Both Murphy and McConnell were brought back to the States and eventually both started treatment at Walter Reed National Medical Center in Maryland. As a result of the blast, Jake had lost both of his legs and was in a coma for a month. He had to learn how to use prosthetics and to cope with a traumatic brain injury. But between Jake’s fighting spirit and his unwavering support system, he keeps proving that nothing is impossible, and that being a double-amputee does not have to prevent a person from living an abundant life or giving back to society.
Murphy is a very active contributor to several organizations, participating in fundraising and community awareness events on a regular basis. Unbelievably, his commitment to service compelled him to run the Boston Marathon this year with his hand-cycle; where he successfully and safely crossed the finish line before the bombings occurred.
Jake at The Boston Marathon finish line 2013
Moments like those do not slow Jake down though. His focus on making a difference remains unshakeable as always. He is committed to being the best that he can be, and he has long believed that the addition of a service dog could provide some unique and valuable support moving forward.
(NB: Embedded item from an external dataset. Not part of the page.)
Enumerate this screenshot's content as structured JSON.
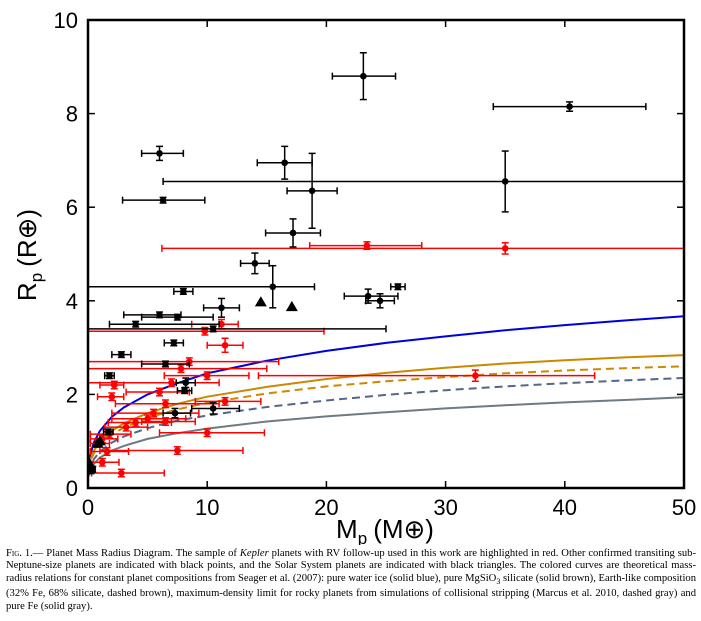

“Over time I’ve made several inquiries with service dog agencies, but I was surprised at the general lack of assistance I received,” Jake says. “There were a lot of obstacles and I just didn’t feel like I was being welcomed with open arms.” But unbeknownst to Jake, life had a different plan to unite him with a canine comrade.
This past March, Derek McConnell unfortunately passed away while battling complications sustained from his injuries. Before his passing, McConnell had been accepted by Xenia, Ohio organization, 4 Paws For Ability, to receive a service dog. Derek’s intended dog, Gabriel, had already completed his training and the two were scheduled to meet in the coming weeks. A search ensued to find another soldier who would be a good match for Gabriel and his recently trained set of skills.
Gabriel wearing his stars n’ stripes
Amazingly, the same people who identified Derek McConnell as a 4 Paws candidate, found their way to Jake Murphy’s door. In an incredible twist of fate, Jake would now be the one to inherit the service dog originally intended for his brother in arms; the same man that pulled him to safety on that fateful July day in 2011.
Jake is scheduled to meet Gabriel on Monday, June 17th at the 4 Paws training facility in Xenia, Ohio. It will be the first day of class for all June class members. Jake currently lives with his wife Lisa in Silver Spring, MD and is originally from Wellesley, MA. The mission of 4 Paws For Ability is to enrich the lives of veterans from recent conflicts who have lost the use of their limbs or their hearing while in active combat and children with disabilities by the training and placement of quality, task trained service dogs.
“It’s been a heartbreaking yet inspirational journey,” says 4 Paws Founder Karen Shirk. “We look forward to introducing Jake to Gabriel. The sacrifices Derek, Jake and the rest of our military make are absolutely incredible, and it’s a community 4 Paws is honored to serve.”